DUBLIN (Reuters) – Ireland’s Davy Stockbrokers, which is grappling with the fallout from a record central bank fine, has decided to put itself up for sale, the firm said on Thursday.
Ireland’s largest stockbroker, Davy was fined last week after an inquiry into 16 of its staff who the regulator alleged sought to profit in 2014 by taking the opposite side of a bond deal with a client, without telling the client or compliance officials.
Davy closed its bond desk on Monday after it was dropped as a primary dealer in Irish government bonds and the central bank said on Tuesday it remained under close regulatory scrutiny following the 4.1 million euros ($4.9 million) fine.
“The Board of J&E Davy has decided to pursue a sale of the Group,” it said in a statement, adding that Rothschild & Co <ROTH.PA> had been appointed as financial adviser to manage the process.
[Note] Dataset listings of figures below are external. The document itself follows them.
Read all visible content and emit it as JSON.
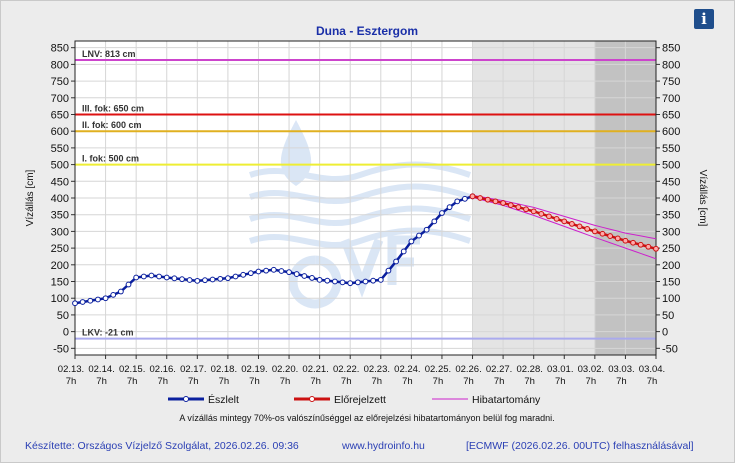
{
  "colors": {
    "observed": "#0a1f9e",
    "forecast": "#cc1111",
    "error_band": "#cc22cc",
    "lnv_line": "#cc44cc",
    "level3_line": "#dd1111",
    "level2_line": "#e0b020",
    "level1_line": "#eeee33",
    "lkv_line": "#aaaaee",
    "title": "#1a2fa8",
    "footer": "#2a3fb4"
  },
  "info_button": {
    "icon": "info-icon",
    "label": "i"
  },
  "chart_data": {
    "type": "line",
    "title": "Duna - Esztergom",
    "ylabel_left": "Vízállás [cm]",
    "ylabel_right": "Vízállás [cm]",
    "ylim": [
      -70,
      870
    ],
    "yticks": [
      -50,
      0,
      50,
      100,
      150,
      200,
      250,
      300,
      350,
      400,
      450,
      500,
      550,
      600,
      650,
      700,
      750,
      800,
      850
    ],
    "x_day_labels": [
      "02.13.",
      "02.14.",
      "02.15.",
      "02.16.",
      "02.17.",
      "02.18.",
      "02.19.",
      "02.20.",
      "02.21.",
      "02.22.",
      "02.23.",
      "02.24.",
      "02.25.",
      "02.26.",
      "02.27.",
      "02.28.",
      "03.01.",
      "03.02.",
      "03.03.",
      "03.04."
    ],
    "x_hour_label": "7h",
    "x_unit_days": "days from 02.13. 7h",
    "x_range_days": [
      0,
      19
    ],
    "forecast_start_day": 13,
    "reduced_reliability_start_day": 17,
    "thresholds": [
      {
        "label": "LNV: 813 cm",
        "value": 813,
        "color_key": "lnv_line"
      },
      {
        "label": "III. fok: 650 cm",
        "value": 650,
        "color_key": "level3_line"
      },
      {
        "label": "II. fok: 600 cm",
        "value": 600,
        "color_key": "level2_line"
      },
      {
        "label": "I. fok: 500 cm",
        "value": 500,
        "color_key": "level1_line"
      },
      {
        "label": "LKV: -21 cm",
        "value": -21,
        "color_key": "lkv_line"
      }
    ],
    "series": [
      {
        "name": "Észlelt",
        "x": [
          0,
          1,
          1.5,
          2,
          2.5,
          3,
          4,
          5,
          6,
          6.5,
          7,
          8,
          9,
          10,
          10.5,
          11,
          11.5,
          12,
          12.5,
          13
        ],
        "values": [
          85,
          100,
          120,
          162,
          168,
          162,
          152,
          160,
          180,
          185,
          178,
          155,
          145,
          155,
          210,
          270,
          305,
          355,
          390,
          405
        ]
      },
      {
        "name": "Előrejelzett",
        "x": [
          13,
          14,
          15,
          16,
          17,
          18,
          19
        ],
        "values": [
          405,
          385,
          360,
          330,
          300,
          272,
          248
        ]
      },
      {
        "name": "Hibatartomány",
        "x": [
          13,
          14,
          15,
          16,
          17,
          18,
          19
        ],
        "upper": [
          408,
          392,
          372,
          345,
          318,
          295,
          278
        ],
        "lower": [
          402,
          378,
          348,
          315,
          282,
          250,
          218
        ]
      }
    ],
    "legend_position": "bottom",
    "note": "A vízállás mintegy 70%-os valószínűséggel az előrejelzési hibatartományon belül fog maradni."
  },
  "footer": {
    "author": "Készítette: Országos Vízjelző Szolgálat, 2026.02.26. 09:36",
    "website": "www.hydroinfo.hu",
    "source": "[ECMWF (2026.02.26. 00UTC) felhasználásával]"
  }
}
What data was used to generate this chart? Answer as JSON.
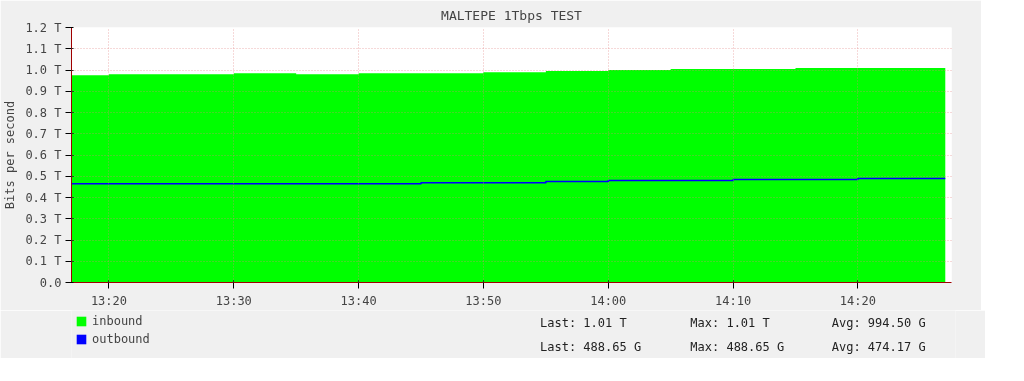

The Irish Times reported on Wednesday that Bank of Ireland, the country’s largest bank by assets, had made an “exploratory approach” to Davy.
Spokesmen for both Bank of Ireland and Davy declined to comment on the newspaper report.
The 16 Davy staff members accused by the central bank of breaching market rules included then-Chief Executive Brian McKiernan, who quit on Saturday alongside two other senior executives.
Irish government ministers have raised concerns, however, that McKiernan and others involved still retain a large stake in the business. Davy is an independent company wholly owned by management, staff and former employees.
Allied Irish Banks last week bought one of Davy’s main rivals, Goodbody Stockbrokers, a leading Irish provider of wealth management, corporate finance and capital markets services.
Davy is also the country’s largest wealth manager, with around 8.5 billion euros of assets under management, and is a corporate broker for some of the largest firms listed on the Irish stock exchange.